Against the backdrop of our declining property market, the banking royal commission and talk of the Reserve Bank further reducing the cash rate, early 2019 is shaping up to be more bear than bull when it comes to market sentiment.
Key economic indicators are suggesting subdued times ahead. Christmas spending was down on expectations with December retail sales surprisingly weak. And business confidence took its largest monthly fall since the global financial crisis at the end of 2018, plummeting 82% from a rating of +13 in November to +2 in December, according to NAB’s monthly business survey.
So where does this leave small business? Off the back of a quieter-than-expected Christmas period, many small business owners are facing into cash flow challenges in early 2019. Aware that the major banks have significantly tightened their lending criteria, they’re looking to alternative funding solutions as a way to finance growth. In fact, Xero’s State of Lending Report, released in September 2018, suggested that just 8% of small business owners will seek to fund their future growth via a business loan.
Indeed, many businesses who are currently in a comfortable cash flow position are scanning the market for alternative funding solutions that will give them fast and flexible access to cash if and when they need it. While you’re likely to incur application and ongoing management fees for many of these products, some operate on a pay-for-use basis which means that interest is only payable when the facility is used.
If you think you’re unlikely to need an alternative funding solution – but would like the peace of mind that you’ve got access to additional capital in a cash flow emergency – one of these popular options may be right for you.
1. Unsecured Business Loan
An unsecured business loan is a short-term facility that gives you access to funds that can be used for any business-related expenses. No security is required, however you may be asked to provide a personal guarantee.
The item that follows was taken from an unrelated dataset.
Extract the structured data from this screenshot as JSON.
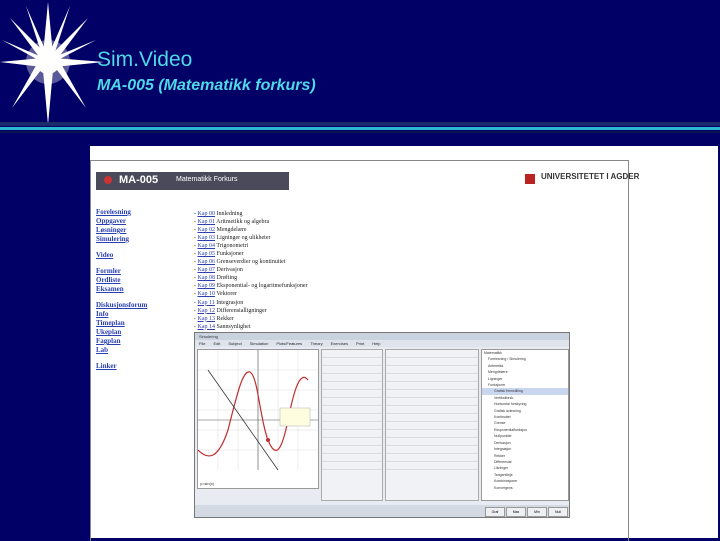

Most unsecured business loans must be repaid within 12 months, which make them a less attractive option if you’re looking for an ongoing solution that allows you to boost your cash flow on an as-needs basis. Interest rates for unsecured business loans are also usually quite high.
2. Personal Loan
If the business is yours, you can apply for a personal loan and use these funds to finance your business purchases. A personal loan provides good flexibility with regards to what you can spend the money on, but also carries personal risk as you – not your business – are responsible for repayments. Your eligibility will depend on your personal credit rating.
Interest rates for personal loans are generally quite high. You’re required to repay the amount you’ve borrowed in instalments over the loan term, and most personal loans can be repaid early.
Also called debtor finance, invoice finance allows you to access funding using your accounts receivable ledger as collateral. Just send a copy of the invoice you’d like an advance against to your invoice finance provider to receive up to 80% of the value of that invoice within 24 hours. These funds can be used for any business-related expenses – from investing in new equipment or employees to paying operating costs or unexpected bills.
It’s simple to apply, and you can use your invoice finance facility as you need it, up to an approved limit. For this reason, it’s a great solution to cover a short-term cash shortage if you’ve had an unexpected slow period or are dealing with late payers.
4. Line of Credit
A business line of credit works in a similar way to a credit card – you can use it to pay for any business expenses at any time, up to an approved limit. You’ll only pay interest on the amount of money you use, giving you the flexibility to use your line of credit regularly, or just in case of cash flow emergencies. (Other fees are usually payable regardless of whether you use the facility).
Most line of credit products require regular payments, and the entire line of credit is often repayable on demand – so it may not be the most appropriate funding choice for small businesses who are looking for an ongoing safety net.
5. Hire Purchase
Hire purchase is a good option if you’re looking to buy plant, machinery or equipment for your business. The asset you finance will be owned by the lender until the end of your finance term – when you’ll have the option to keep it, sell it or replace it with a brand-new equivalent.
A hire purchase arrangement allows you to pay for an expensive asset over its lifetime, rather than upfront (though you’ll need to pay a deposit). It’s a less flexible funding solution than other choices as it can only be used to buy a physical asset – not for general operating costs.